KG Berlin, Az.: 6 W 82/15, Beschluss vom 12.04.2016

Die Beschwerde des Antragstellers vom 15. Mai 2015 gegen den Beschluss des Amtsgerichts Mitte -Nachlassgericht- vom 09. April 2015 wird auf seine Kosten bei einem Beschwerdewert von 585.036,00 € zurückgewiesen.

Zugleich wird der Verfahrenswert für die erste Instanz in Abänderung des Beschlusses des Nachlassgerichts vom 26.11.2014 auf 585.036,00 € festgesetzt.

Gründe

I.

Der Beschwerdeführer, Antragsteller und Beteiligte zu 1. wendet sich mit seiner am 15. Mai 2015 beim Nachlassgericht eingegangenen Beschwerde gegen den am 15. April 2015 zugestellten Beschluss, mit dem das Nachlassgericht seinen Antrag auf Erteilung eines gemeinschaftlichen Erbscheins, der ihn und seine Schwester, die Beteiligte zu 3., als Erben ihres Vaters je zur Hälfte ausweist, zurückgewiesen hat. Wegen der Einzelheiten des Sach- und Streitstandes sowie wegen der Begründung der zurückweisenden Entscheidung wird auf den angefochtenen Beschluss (Bl. 139 – 141 d.A.) verwiesen.

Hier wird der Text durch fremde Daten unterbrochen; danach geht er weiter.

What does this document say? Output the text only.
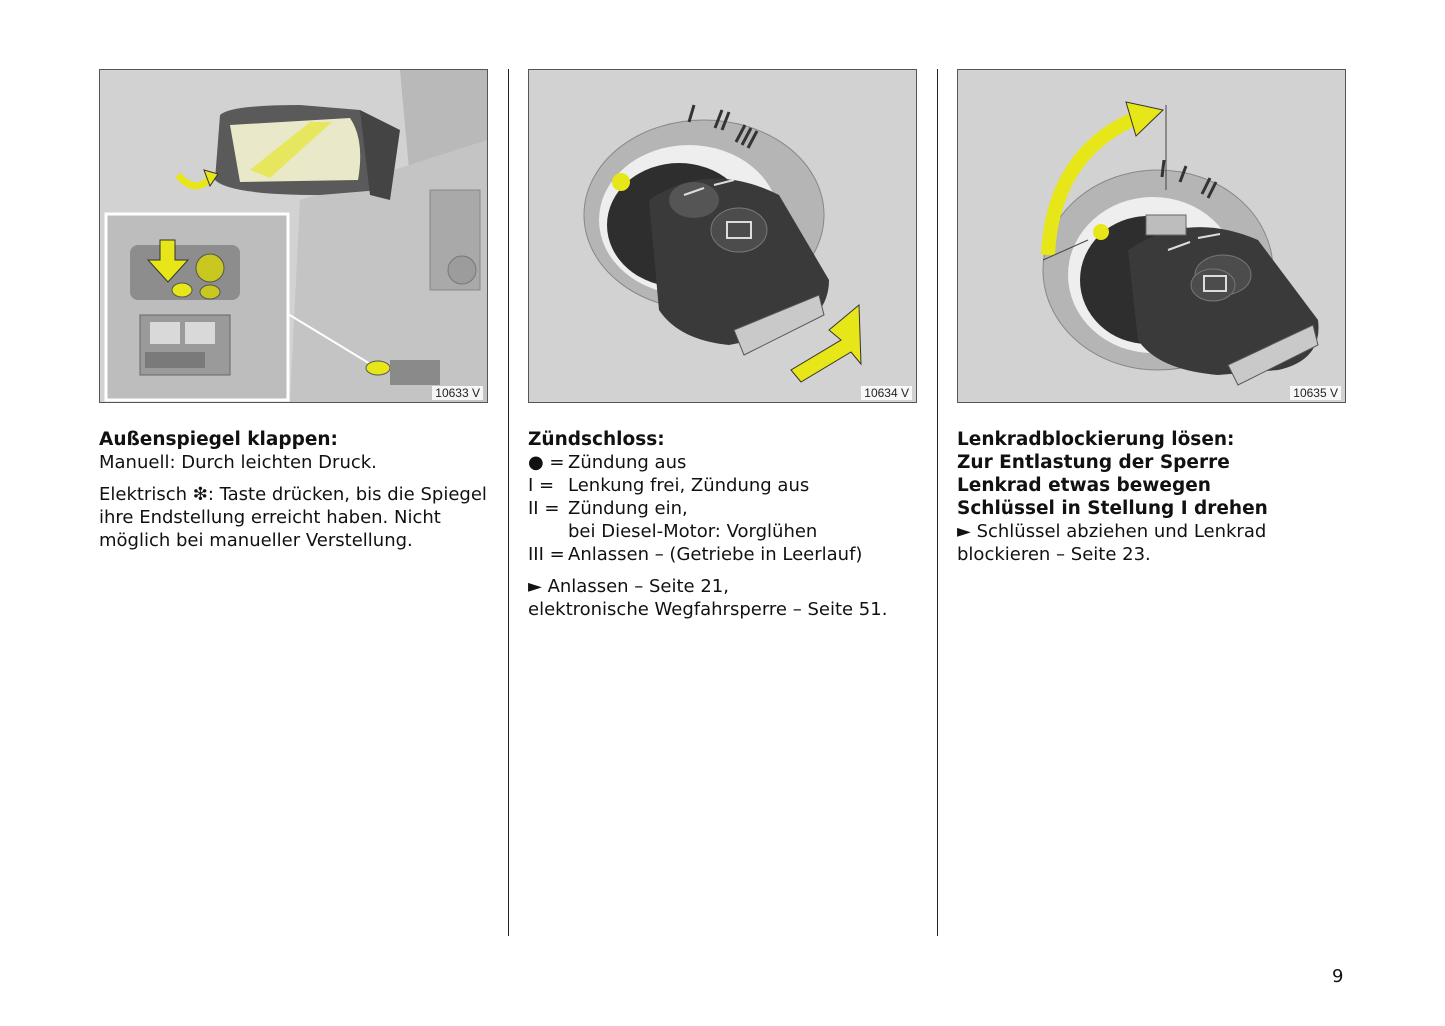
10633 V
Außenspiegel klappen:
Manuell: Durch leichten Druck.
Elektrisch ❇: Taste drücken, bis die Spiegel ihre Endstellung erreicht haben. Nicht möglich bei manueller Verstellung.
10634 V
Zündschloss:
● = Zündung aus
I = Lenkung frei, Zündung aus
II = Zündung ein,
bei Diesel-Motor: Vorglühen
III = Anlassen – (Getriebe in Leerlauf)
► Anlassen – Seite 21,
elektronische Wegfahrsperre – Seite 51.
10635 V
Lenkradblockierung lösen:
Zur Entlastung der Sperre
Lenkrad etwas bewegen
Schlüssel in Stellung I drehen
► Schlüssel abziehen und Lenkrad blockieren – Seite 23.
9
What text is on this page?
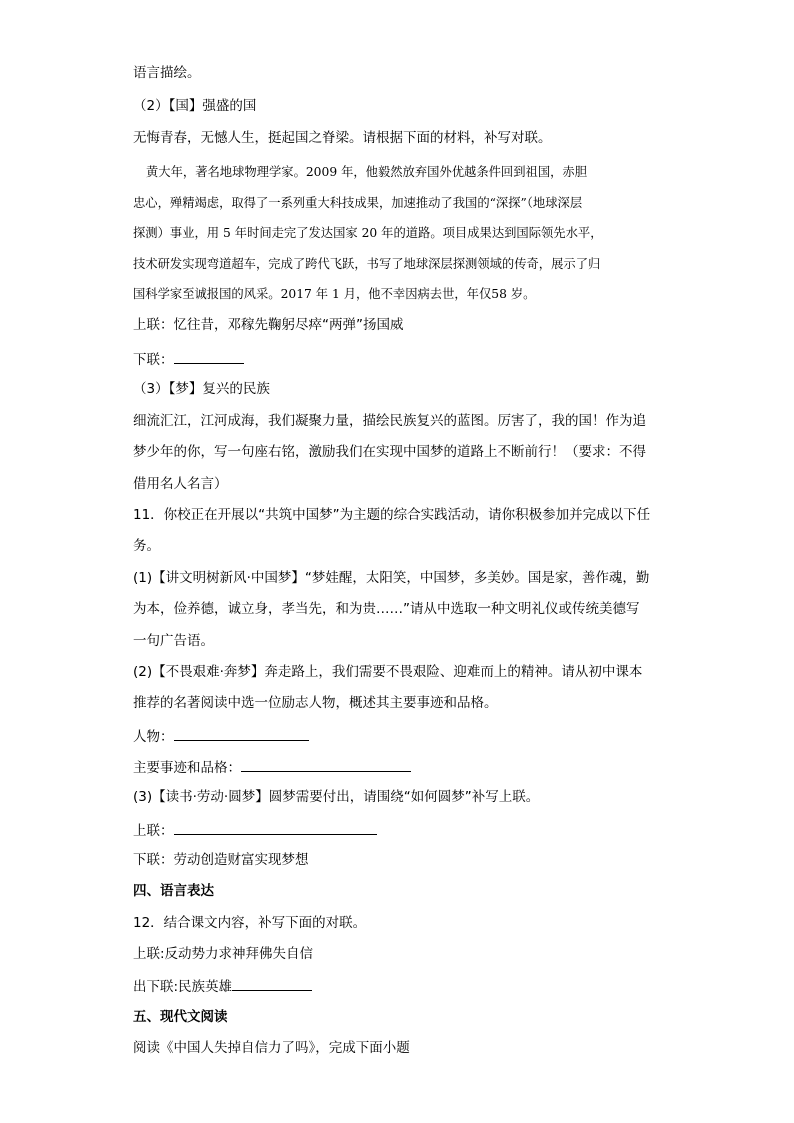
语言描绘。
（2）【国】强盛的国
无悔青春，无憾人生，挺起国之脊梁。请根据下面的材料，补写对联。
黄大年，著名地球物理学家。2009 年，他毅然放弃国外优越条件回到祖国，赤胆
忠心，殚精竭虑，取得了一系列重大科技成果，加速推动了我国的“深探”（地球深层
探测）事业，用 5 年时间走完了发达国家 20 年的道路。项目成果达到国际领先水平，
技术研发实现弯道超车，完成了跨代飞跃，书写了地球深层探测领域的传奇，展示了归
国科学家至诚报国的风采。2017 年 1 月，他不幸因病去世，年仅58 岁。
上联：忆往昔，邓稼先鞠躬尽瘁“两弹”扬国威
下联：
（3）【梦】复兴的民族
细流汇江，江河成海，我们凝聚力量，描绘民族复兴的蓝图。厉害了，我的国！作为追
梦少年的你，写一句座右铭，激励我们在实现中国梦的道路上不断前行！（要求：不得
借用名人名言）
11．你校正在开展以“共筑中国梦”为主题的综合实践活动，请你积极参加并完成以下任
务。
(1)【讲文明树新风·中国梦】“梦娃醒，太阳笑，中国梦，多美妙。国是家，善作魂，勤
为本，俭养德，诚立身，孝当先，和为贵……”请从中选取一种文明礼仪或传统美德写
一句广告语。
(2)【不畏艰难·奔梦】奔走路上，我们需要不畏艰险、迎难而上的精神。请从初中课本
推荐的名著阅读中选一位励志人物，概述其主要事迹和品格。
人物：
主要事迹和品格：
(3)【读书·劳动·圆梦】圆梦需要付出，请围绕“如何圆梦”补写上联。
上联：
下联：劳动创造财富实现梦想
四、语言表达
12．结合课文内容，补写下面的对联。
上联:反动势力求神拜佛失自信
出下联:民族英雄
五、现代文阅读
阅读《中国人失掉自信力了吗》，完成下面小题
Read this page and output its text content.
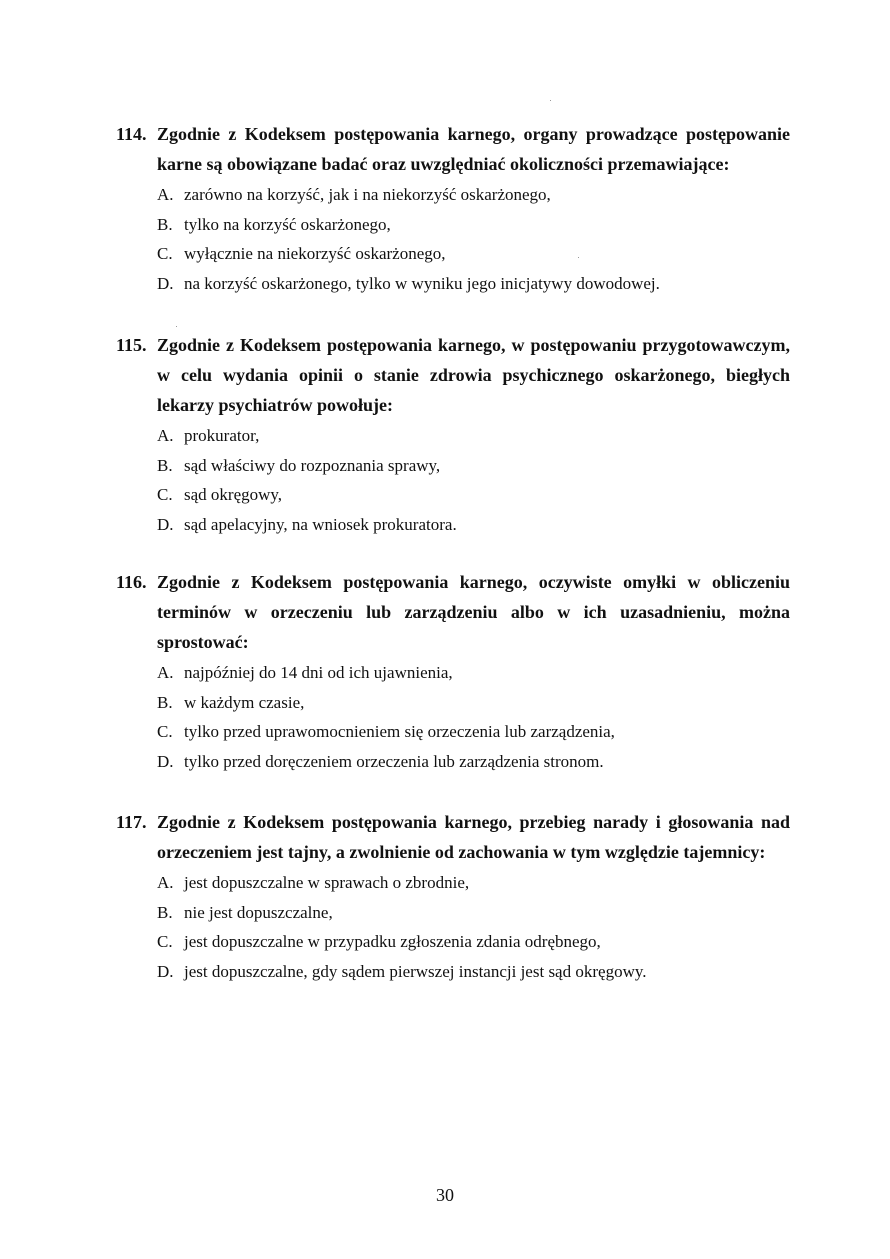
114. Zgodnie z Kodeksem postępowania karnego, organy prowadzące postępowanie karne są obowiązane badać oraz uwzględniać okoliczności przemawiające:
A. zarówno na korzyść, jak i na niekorzyść oskarżonego,
B. tylko na korzyść oskarżonego,
C. wyłącznie na niekorzyść oskarżonego,
D. na korzyść oskarżonego, tylko w wyniku jego inicjatywy dowodowej.
115. Zgodnie z Kodeksem postępowania karnego, w postępowaniu przygotowawczym, w celu wydania opinii o stanie zdrowia psychicznego oskarżonego, biegłych lekarzy psychiatrów powołuje:
A. prokurator,
B. sąd właściwy do rozpoznania sprawy,
C. sąd okręgowy,
D. sąd apelacyjny, na wniosek prokuratora.
116. Zgodnie z Kodeksem postępowania karnego, oczywiste omyłki w obliczeniu terminów w orzeczeniu lub zarządzeniu albo w ich uzasadnieniu, można sprostować:
A. najpóźniej do 14 dni od ich ujawnienia,
B. w każdym czasie,
C. tylko przed uprawomocnieniem się orzeczenia lub zarządzenia,
D. tylko przed doręczeniem orzeczenia lub zarządzenia stronom.
117. Zgodnie z Kodeksem postępowania karnego, przebieg narady i głosowania nad orzeczeniem jest tajny, a zwolnienie od zachowania w tym względzie tajemnicy:
A. jest dopuszczalne w sprawach o zbrodnie,
B. nie jest dopuszczalne,
C. jest dopuszczalne w przypadku zgłoszenia zdania odrębnego,
D. jest dopuszczalne, gdy sądem pierwszej instancji jest sąd okręgowy.
30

Testament: Verfügung über Immobilienvermögen ohne Erwähnung von Festgeld
Symbolfoto: Yastremska/Bigstock

Der Beteiligte zu 1. vertritt auch in der Beschwerdeinstanz weiterhin die Ansicht, der Erblasser habe mit seinem eigenhändigen Testament vom 26. August 1993 letztwillig über sein Vermögen im Ganzen zu Gunsten seiner beiden Kinder verfügen und sie damit als seine alleinigen Erben einsetzen wollen; insofern komme die Anwendung der Zweifelsregelung des § 2087 Abs. 2 BGB nicht in Betracht. Die Beteiligte zu 2., Witwe und Mutter der Beteiligten zu 1. und 3., sei daher von der gesetzlichen Erbfolge ausgeschlossen.

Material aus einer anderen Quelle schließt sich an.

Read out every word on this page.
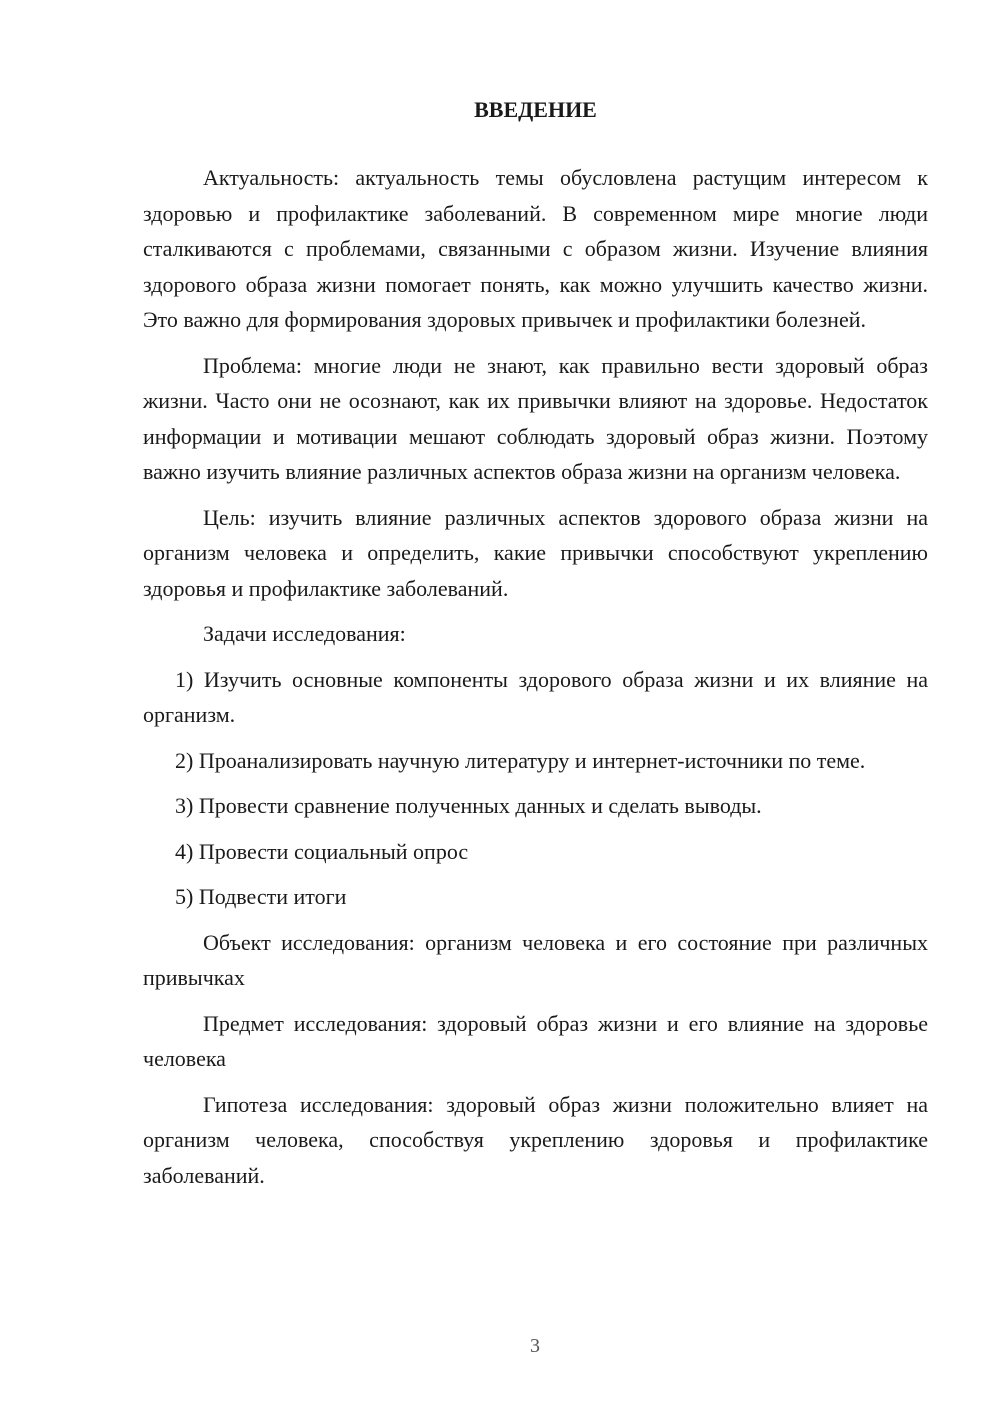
ВВЕДЕНИЕ

Актуальность: актуальность темы обусловлена растущим интересом к здоровью и профилактике заболеваний. В современном мире многие люди сталкиваются с проблемами, связанными с образом жизни. Изучение влияния здорового образа жизни помогает понять, как можно улучшить качество жизни. Это важно для формирования здоровых привычек и профилактики болезней.

Проблема: многие люди не знают, как правильно вести здоровый образ жизни. Часто они не осознают, как их привычки влияют на здоровье. Недостаток информации и мотивации мешают соблюдать здоровый образ жизни. Поэтому важно изучить влияние различных аспектов образа жизни на организм человека.

Цель: изучить влияние различных аспектов здорового образа жизни на организм человека и определить, какие привычки способствуют укреплению здоровья и профилактике заболеваний.

Задачи исследования:

1) Изучить основные компоненты здорового образа жизни и их влияние на организм.

2) Проанализировать научную литературу и интернет-источники по теме.

3) Провести сравнение полученных данных и сделать выводы.

4) Провести социальный опрос

5) Подвести итоги

Объект исследования: организм человека и его состояние при различных привычках

Предмет исследования: здоровый образ жизни и его влияние на здоровье человека

Гипотеза исследования: здоровый образ жизни положительно влияет на организм человека, способствуя укреплению здоровья и профилактике заболеваний.

3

Die Beteiligte zu 2. ist der Beschwerde entgegen getreten. Sie ist der Ansicht, der Erblasser habe bei Errichtung der letztwilligen Verfügung schon keinen Gesamtverfügungswillen gehabt, was insbesondere durch die Nichterwähnung des im Zeitpunkt der Testamentserrichtung vorhandenen Geldvermögens von ca. 98.000,00 DM belegt werde. Insofern seien die Zuwendungen an die Beteiligten zu 1. und 3., die sich auf das Grundvermögen beschränken, als Vermächtnisanordnungen und nicht als Erbeinsetzungen zu verstehen.

II.

Die Beschwerde des Beteiligten zu 1. gegen den Beschluss des Nachlassgerichts vom 09. April 2015 ist gemäß §§ 58 ff FamFG zulässig, sie ist insbesondere form- und fristgerecht beim Nachlassgericht eingelegt worden, §§ 63, 64 FamFG.

In der Sache bleibt die Beschwerde jedoch ohne Erfolg.

Die Zurückweisung des Erbscheinantrages des Beteiligten zu 1. vom 22. Dezember 2014 stellt sich in der Sache als zutreffend dar, denn der Erblasser hat mit seiner eigenhändigen letztwilligen Verfügung nicht die Beteiligten zu 1. und 3. je zur Hälfte Erben bestimmt. Vielmehr hat er ihnen mit den Verfügungen

„Ich vermache das Haus in D…, … weg . meinen Kindern K. … und Ki…

… zu gleichen Teilen“

und

„Meine Erbansprüche aus Haus- und Grundbesitz meiner Eltern in … Du… sollen

ebenfalls zu gleichen Teilen an meine Kinder gehen“

dem Wortlaut nach lediglich einzelne Nachlassgegenstände zugedacht, was nach der gesetzlichen Zweifelsregelung des § 2087 Abs. 2 BGB nicht als Erbeinsetzung, sondern als Vermächtnisanordnung zu verstehen wäre, wenn nicht eine der Anwendung des § 2087 Abs. 2 BGB vorrangige Auslegung des Testaments einen abweichenden Inhalt ergibt (vgl. OLG München ZEV 2007, 383-385, zitiert nach juris, dort Rdz. 13 m.w.N.).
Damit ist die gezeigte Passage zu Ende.